A copy of the latest report is available for enterprise customers under a Mutual NDA, please contact us to learn more.
Range is committed to ensuring that Customer Data is not seen by anyone who should not have access to it. We have audited controls and policies that govern our employees’ access to production systems.
Range uses Amazon Web Services (AWS) for the hosting of our services. AWS data centers are monitored by 24×7 security, biometric scanning, video surveillance and are SOC 1, SOC 2, and SOC 3 certified.
All Customer Data is encrypted both at rest and in transit. Services are reachable exclusively via HTTPS with TLS 1.2 or higher. We are careful to make sure no resources are loaded from plain HTTP sites. We have HSTS configured to one year. ALB certs are issued by AWS, backend certs are issued by COMODO.
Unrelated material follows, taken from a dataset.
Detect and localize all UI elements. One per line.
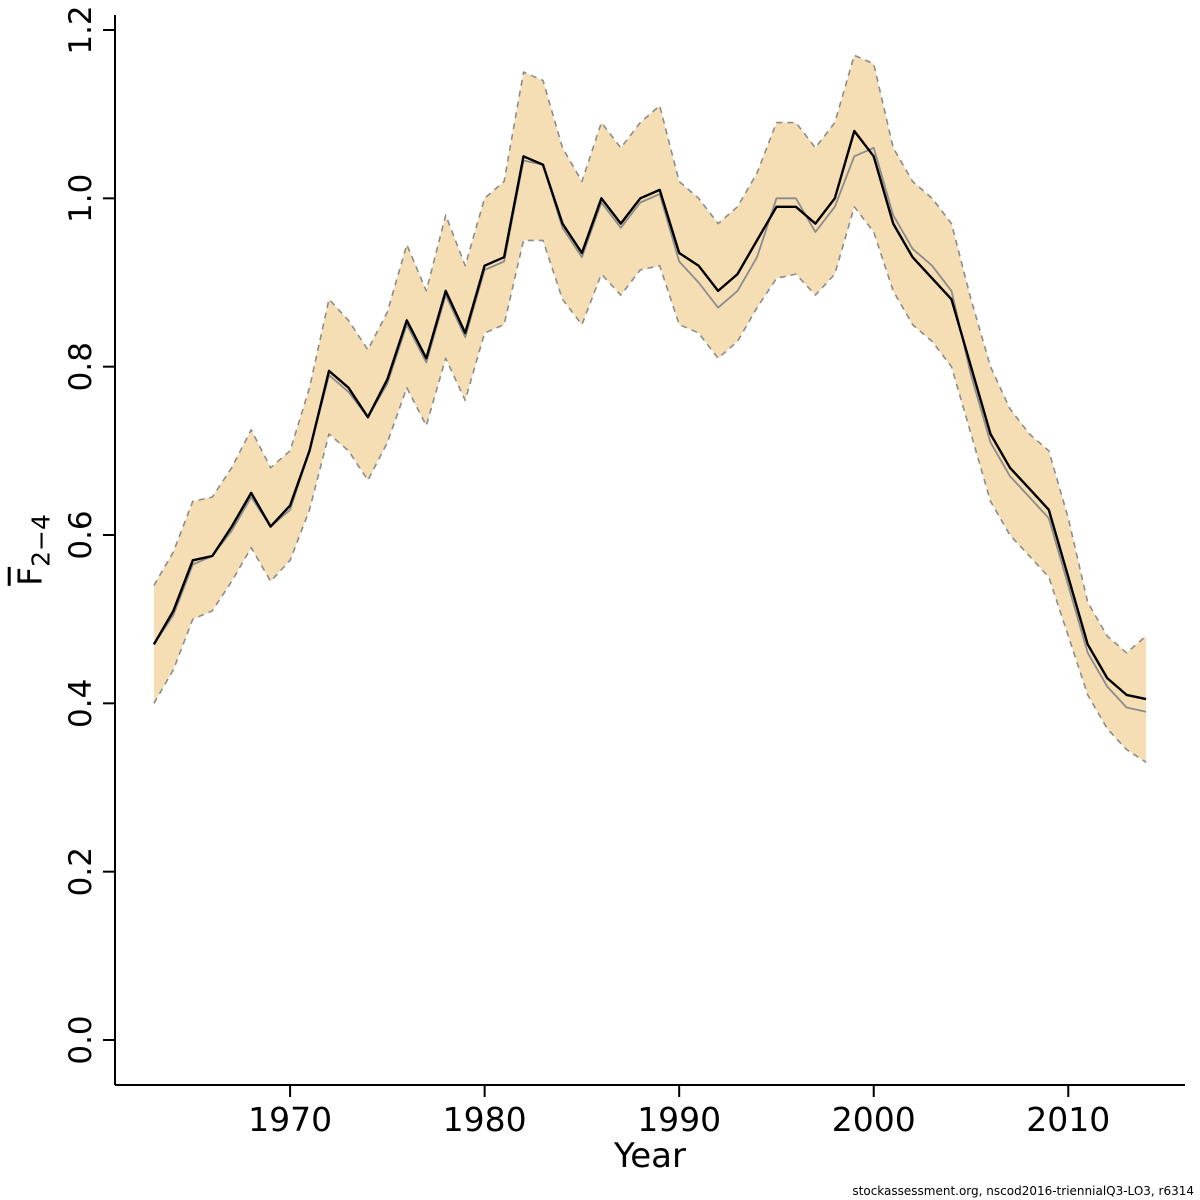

Production servers and databases are hosted in a dedicated VPC and are not publicly accessible. All servers are configured with two-factor authentication and all unnecessary ports are blocked by AWS Security Groups.
Range's databases operate in multiple availability zones and have several layers of backup and replication. Primary databases have automatic backups, with point in time recovery, and additional snapshots taken every two hours and stored in a second region.
Internal processes keeps our services and applications up to date and free of vulnerabilities. Breaches will be reported within 72 hours (48 hours for Enterprise customers), externally reported vulnerabilities will be fixed ASAP.